Excluding non HTML files from Google
Google has announced a new initiative for excluding non HTML files from Google (27 July 2007). We have Robots.txt where we can exclude files, we have meta robots lines in html code where we can direct Google to exclude pages from Google. But how about non HTML documents? Where can we put meta robots lines in their code?

The new Robots exclusion protocol allows for HTTP header instructions to be used when serving the file.

The HTTP header directives can be served when displaying PDF files, video, word, excel, xml, flash... and many other non HTML file types.

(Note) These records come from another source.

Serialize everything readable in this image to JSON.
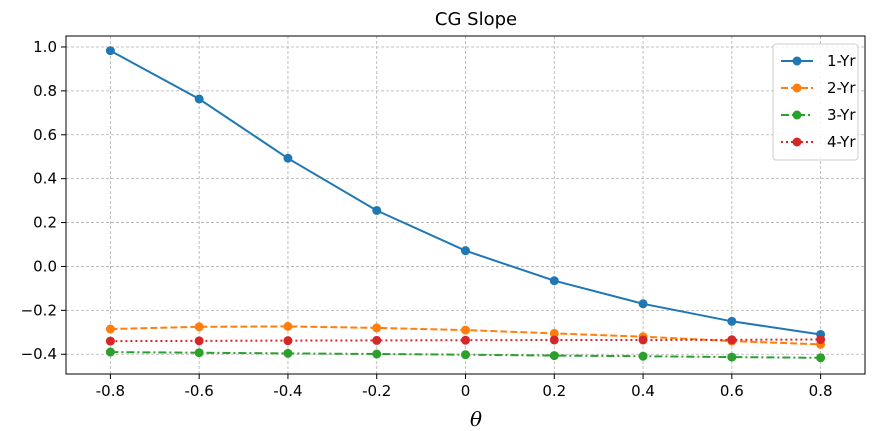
{
  "chart_data": {
    "type": "line",
    "title": "CG Slope",
    "xlabel": "θ",
    "ylabel": "",
    "x": [
      -0.8,
      -0.6,
      -0.4,
      -0.2,
      0,
      0.2,
      0.4,
      0.6,
      0.8
    ],
    "xticks": [
      "-0.8",
      "-0.6",
      "-0.4",
      "-0.2",
      "0",
      "0.2",
      "0.4",
      "0.6",
      "0.8"
    ],
    "yticks": [
      "−0.4",
      "−0.2",
      "0.0",
      "0.2",
      "0.4",
      "0.6",
      "0.8",
      "1.0"
    ],
    "ytick_values": [
      -0.4,
      -0.2,
      0.0,
      0.2,
      0.4,
      0.6,
      0.8,
      1.0
    ],
    "xlim": [
      -0.9,
      0.9
    ],
    "ylim": [
      -0.49,
      1.05
    ],
    "grid": true,
    "legend_position": "top-right",
    "series": [
      {
        "name": "1-Yr",
        "color": "#1f77b4",
        "linestyle": "solid",
        "marker": "circle",
        "values": [
          0.983,
          0.763,
          0.493,
          0.255,
          0.072,
          -0.065,
          -0.17,
          -0.25,
          -0.31
        ]
      },
      {
        "name": "2-Yr",
        "color": "#ff7f0e",
        "linestyle": "dashed",
        "marker": "circle",
        "values": [
          -0.285,
          -0.275,
          -0.273,
          -0.28,
          -0.29,
          -0.305,
          -0.32,
          -0.34,
          -0.355
        ]
      },
      {
        "name": "3-Yr",
        "color": "#2ca02c",
        "linestyle": "dashdot",
        "marker": "circle",
        "values": [
          -0.39,
          -0.393,
          -0.396,
          -0.399,
          -0.402,
          -0.406,
          -0.409,
          -0.413,
          -0.416
        ]
      },
      {
        "name": "4-Yr",
        "color": "#d62728",
        "linestyle": "dotted",
        "marker": "circle",
        "values": [
          -0.34,
          -0.339,
          -0.338,
          -0.337,
          -0.336,
          -0.335,
          -0.335,
          -0.334,
          -0.333
        ]
      }
    ]
  }
}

We've extended our support for META tags so they can now be associated with any file. Simply add any supported META tag to a new X-Robots-Tag directive in the HTTP Header used to serve the file. Here are some illustrative examples:

* Don't display a cache link or snippet for this item in the Google search results:
X-Robots-Tag: noarchive, nosnippet

* Don't include this document in the Google search results:
X-Robots-Tag: noindex

* Tell us that a document will be unavailable after 7th July 2007, 4:30pm GMT:
X-Robots-Tag: unavailable_after: 7 Jul 2007 16:30:00 GMT

Sometimes you may not want to tell people about the existence of certain files via the robots.txt files. You may wish the files to be accessible on your website, say by emailing selected people about them. It might be easier to add robots exclusions on a file by file basis rather than having an ever expanding robots.txt file.So if you add the HTTP Headers when you serve the file, you can make sure that if anyone does happen to link to the file, it will be excluded from the search results.

The following would let you serve a file of a different filename from the one named in the file structure.

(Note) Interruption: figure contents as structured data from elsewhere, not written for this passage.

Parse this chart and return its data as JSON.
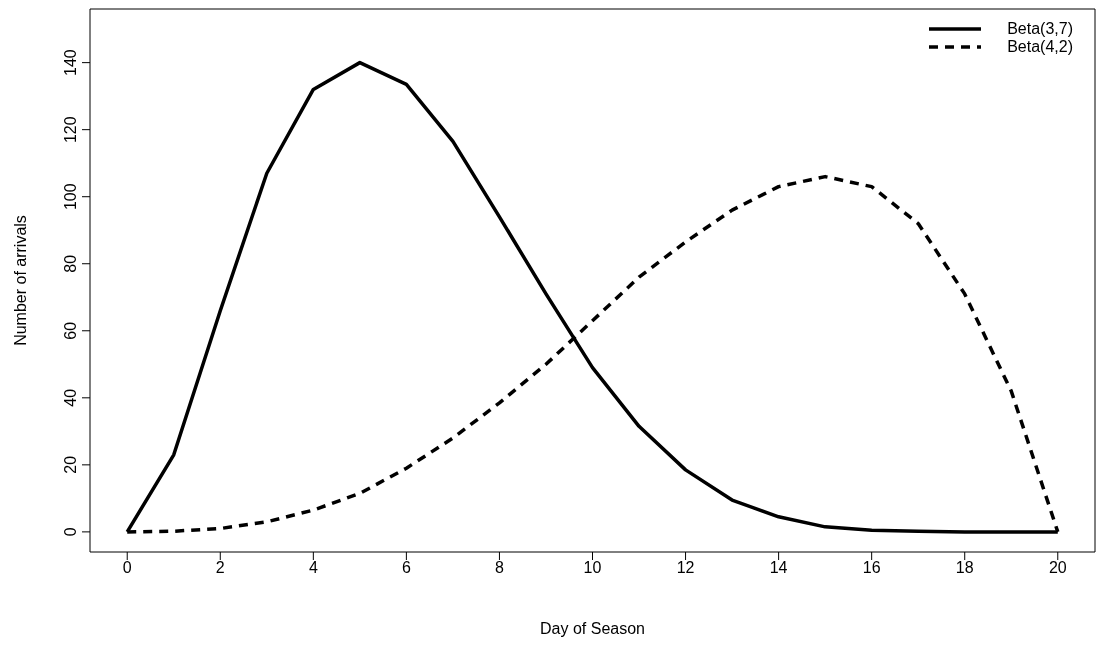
{
  "chart_data": {
    "type": "line",
    "xlabel": "Day of Season",
    "ylabel": "Number of arrivals",
    "x": [
      0,
      1,
      2,
      3,
      4,
      5,
      6,
      7,
      8,
      9,
      10,
      11,
      12,
      13,
      14,
      15,
      16,
      17,
      18,
      19,
      20
    ],
    "series": [
      {
        "name": "Beta(3,7)",
        "color": "#000000",
        "line_style": "solid",
        "values": [
          0,
          23,
          66,
          107,
          132,
          140,
          133.5,
          116.5,
          94,
          71,
          49,
          31.5,
          18.5,
          9.5,
          4.5,
          1.5,
          0.5,
          0.2,
          0,
          0,
          0
        ]
      },
      {
        "name": "Beta(4,2)",
        "color": "#000000",
        "line_style": "dashed",
        "values": [
          0,
          0.2,
          1,
          3,
          6.5,
          11.5,
          19,
          28,
          38.5,
          50,
          63,
          76,
          86.5,
          96,
          103,
          106,
          103,
          92,
          71,
          42,
          0
        ]
      }
    ],
    "xlim": [
      -0.8,
      20.8
    ],
    "xticks": [
      0,
      2,
      4,
      6,
      8,
      10,
      12,
      14,
      16,
      18,
      20
    ],
    "ylim": [
      -6,
      156
    ],
    "yticks": [
      0,
      20,
      40,
      60,
      80,
      100,
      120,
      140
    ],
    "grid": false,
    "legend": "top right",
    "marker": "none"
  }
}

header('X-Robots-Tag: noarchive, nosnippet'); // the Google robots instructions
header('Content-Type: application/msword'); // application/zip or application/pdf etc
header('Content-Disposition: attachment; ' .'filename="'.$different_filename.'"');
readfile('/path/to/files/' . $filename);

See examples of HTTP headers on Understanding HTTP Headers

Google PR Conservation and Robots exclusion

Adding a robots.txt or HTTP_Header exclusion will not conserve Google PR. To conserve Google PR, links need to have the rel=nofollow tag on them. Otherwise, all files linked to get Google PR assigned to them, they just may not be indexed given the robots exclusions applied to them.